Upadek człowieczeństwa
Po raz kolejny ludzie udowodnili, że ich odpowiedzialność za dziecko kończy się tam, gdzie sami postawią swoje trywialne granice. Dla mnie moment, w którym rodzicielski brak świadomości i zaangażowania prowadzi do krzywdy innych stworzeń, jest graniczny.
Jest nieakceptowalny. Dlatego nie jestem zaskoczona decyzją właścicieli kawiarni i żeby od razu uciszyć podnoszone argumenty, że "dziecko chyba jest ważniejsze od kota", odpowiem: nie.
Nie bawmy się w porównywanie wagi życia lub komfortu żywych istot. To zabawa w Boga. Odpuśćmy.
W tej sprawie chodzi o odpowiedzialność za drugie istnienie. Chodzi o wrażliwość, empatię, przestrzeganie zasad tak, by wszystkim żyło się dobrze. W tej sprawie w końcu chodzi nie o dzieci ani nawet o koty. W tej sprawie chodzi głównie o rodziców. I to im należy się upomnienie, to im należy się sprowadzenie na ziemię: "Podnieś głowę znad telefonu. Sprowadziłeś na świat człowieka, którego teraz musisz poprowadzić i nauczyć, jak postępować".
Dziecko pozostanie dzieckiem. Nie jest okrutne, dlatego że chce podnieść kotka, pogłaskać, może nawet rzucić pluszakiem, żeby go obudzić. Dziecko pozostaje dzieckiem.
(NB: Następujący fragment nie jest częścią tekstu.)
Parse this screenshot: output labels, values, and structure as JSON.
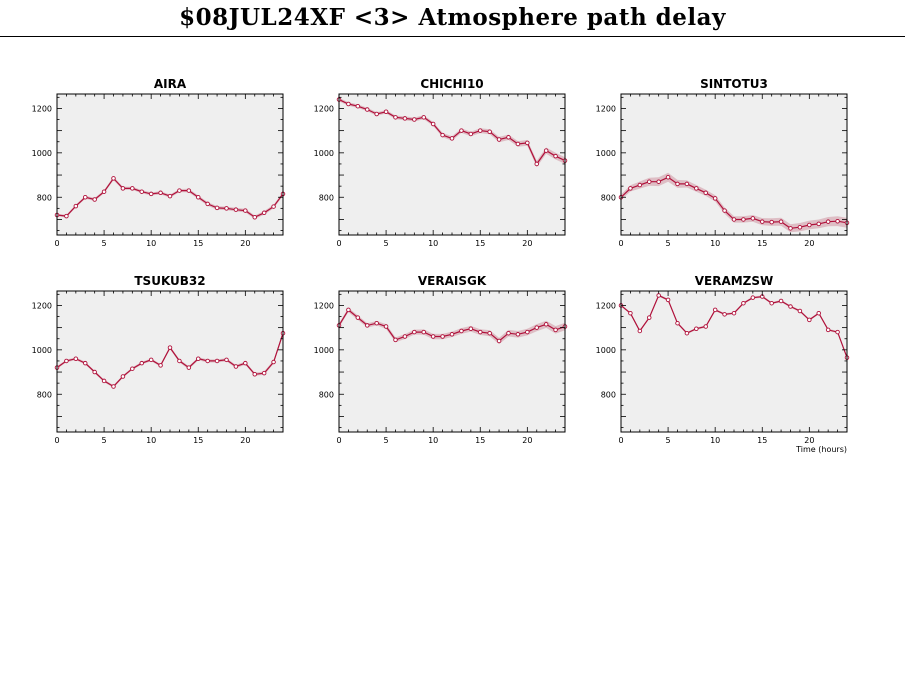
{
  "title": "$08JUL24XF <3>  Atmosphere path delay",
  "chart_data": {
    "type": "line",
    "xlabel": "Time (hours)",
    "xlim": [
      0,
      24
    ],
    "ylim": [
      630,
      1265
    ],
    "xticks": [
      0,
      5,
      10,
      15,
      20
    ],
    "yticks": [
      800,
      1000,
      1200
    ],
    "colors": {
      "line": "#b0103a",
      "band": "#dcb8c0",
      "plot_bg": "#efefef"
    },
    "panels": [
      {
        "name": "AIRA",
        "x": [
          0,
          1,
          2,
          3,
          4,
          5,
          6,
          7,
          8,
          9,
          10,
          11,
          12,
          13,
          14,
          15,
          16,
          17,
          18,
          19,
          20,
          21,
          22,
          23,
          24
        ],
        "y": [
          720,
          715,
          760,
          800,
          790,
          825,
          885,
          840,
          840,
          825,
          815,
          820,
          805,
          830,
          830,
          800,
          770,
          752,
          750,
          744,
          740,
          710,
          730,
          758,
          815
        ],
        "err": [
          6,
          6,
          6,
          7,
          7,
          7,
          8,
          7,
          7,
          7,
          7,
          7,
          7,
          7,
          8,
          8,
          8,
          8,
          8,
          8,
          8,
          8,
          8,
          8,
          9
        ]
      },
      {
        "name": "CHICHI10",
        "x": [
          0,
          1,
          2,
          3,
          4,
          5,
          6,
          7,
          8,
          9,
          10,
          11,
          12,
          13,
          14,
          15,
          16,
          17,
          18,
          19,
          20,
          21,
          22,
          23,
          24
        ],
        "y": [
          1240,
          1220,
          1210,
          1195,
          1175,
          1185,
          1160,
          1155,
          1150,
          1160,
          1130,
          1080,
          1065,
          1100,
          1085,
          1100,
          1095,
          1060,
          1070,
          1040,
          1045,
          950,
          1010,
          985,
          965
        ],
        "err": [
          8,
          8,
          8,
          8,
          8,
          8,
          8,
          9,
          9,
          9,
          9,
          10,
          10,
          10,
          10,
          11,
          11,
          12,
          12,
          13,
          13,
          14,
          14,
          15,
          15
        ]
      },
      {
        "name": "SINTOTU3",
        "x": [
          0,
          1,
          2,
          3,
          4,
          5,
          6,
          7,
          8,
          9,
          10,
          11,
          12,
          13,
          14,
          15,
          16,
          17,
          18,
          19,
          20,
          21,
          22,
          23,
          24
        ],
        "y": [
          800,
          840,
          855,
          870,
          870,
          890,
          860,
          860,
          840,
          820,
          795,
          740,
          700,
          700,
          705,
          690,
          688,
          690,
          660,
          665,
          675,
          680,
          690,
          692,
          685
        ],
        "err": [
          12,
          14,
          16,
          18,
          20,
          20,
          18,
          16,
          15,
          14,
          14,
          14,
          14,
          14,
          15,
          16,
          17,
          18,
          18,
          19,
          20,
          20,
          21,
          22,
          22
        ]
      },
      {
        "name": "TSUKUB32",
        "x": [
          0,
          1,
          2,
          3,
          4,
          5,
          6,
          7,
          8,
          9,
          10,
          11,
          12,
          13,
          14,
          15,
          16,
          17,
          18,
          19,
          20,
          21,
          22,
          23,
          24
        ],
        "y": [
          920,
          950,
          960,
          940,
          900,
          860,
          835,
          880,
          915,
          940,
          955,
          930,
          1010,
          950,
          920,
          960,
          950,
          950,
          955,
          925,
          940,
          890,
          895,
          945,
          1075
        ],
        "err": [
          6,
          6,
          6,
          6,
          6,
          6,
          6,
          6,
          6,
          6,
          6,
          6,
          7,
          7,
          7,
          7,
          7,
          7,
          7,
          7,
          7,
          7,
          8,
          8,
          9
        ]
      },
      {
        "name": "VERAISGK",
        "x": [
          0,
          1,
          2,
          3,
          4,
          5,
          6,
          7,
          8,
          9,
          10,
          11,
          12,
          13,
          14,
          15,
          16,
          17,
          18,
          19,
          20,
          21,
          22,
          23,
          24
        ],
        "y": [
          1110,
          1180,
          1145,
          1110,
          1120,
          1105,
          1045,
          1060,
          1080,
          1080,
          1060,
          1060,
          1070,
          1085,
          1095,
          1080,
          1075,
          1040,
          1075,
          1070,
          1080,
          1100,
          1115,
          1090,
          1105
        ],
        "err": [
          9,
          10,
          10,
          10,
          10,
          11,
          11,
          11,
          11,
          12,
          12,
          12,
          12,
          13,
          13,
          13,
          14,
          14,
          15,
          15,
          15,
          16,
          16,
          17,
          17
        ]
      },
      {
        "name": "VERAMZSW",
        "x": [
          0,
          1,
          2,
          3,
          4,
          5,
          6,
          7,
          8,
          9,
          10,
          11,
          12,
          13,
          14,
          15,
          16,
          17,
          18,
          19,
          20,
          21,
          22,
          23,
          24
        ],
        "y": [
          1200,
          1165,
          1085,
          1145,
          1245,
          1225,
          1120,
          1075,
          1095,
          1105,
          1180,
          1160,
          1165,
          1210,
          1235,
          1240,
          1210,
          1220,
          1195,
          1175,
          1135,
          1165,
          1090,
          1080,
          965
        ],
        "err": [
          5,
          5,
          5,
          5,
          5,
          5,
          5,
          5,
          5,
          5,
          5,
          5,
          5,
          5,
          5,
          5,
          5,
          5,
          5,
          5,
          5,
          5,
          5,
          5,
          6
        ]
      }
    ]
  }
}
Jego zamiary raczej nie są świadomie ukierunkowane na wyrządzenie krzywdy, to raczej rodzaj spontanicznego: chcę efektu natychmiast. Nie umiem czekać, nie chcę być cicho, chcę się bawić!
Zapewniam państwa, że gdyby ktoś rozmawiał z tymi "skandalicznie" zachowującymi się dziećmi, gdyby ktoś się nimi odpowiednio zajął, nie byłoby incydentów rzucania zabawkami w zwierzę.
To my, dorośli, jesteśmy odpowiedzialni za dzieci, to my, dorośli, jako rodzice stanowimy dla nich pierwszy model do naśladowania.
Bardzo łatwo jest to schrzanić, jak widać.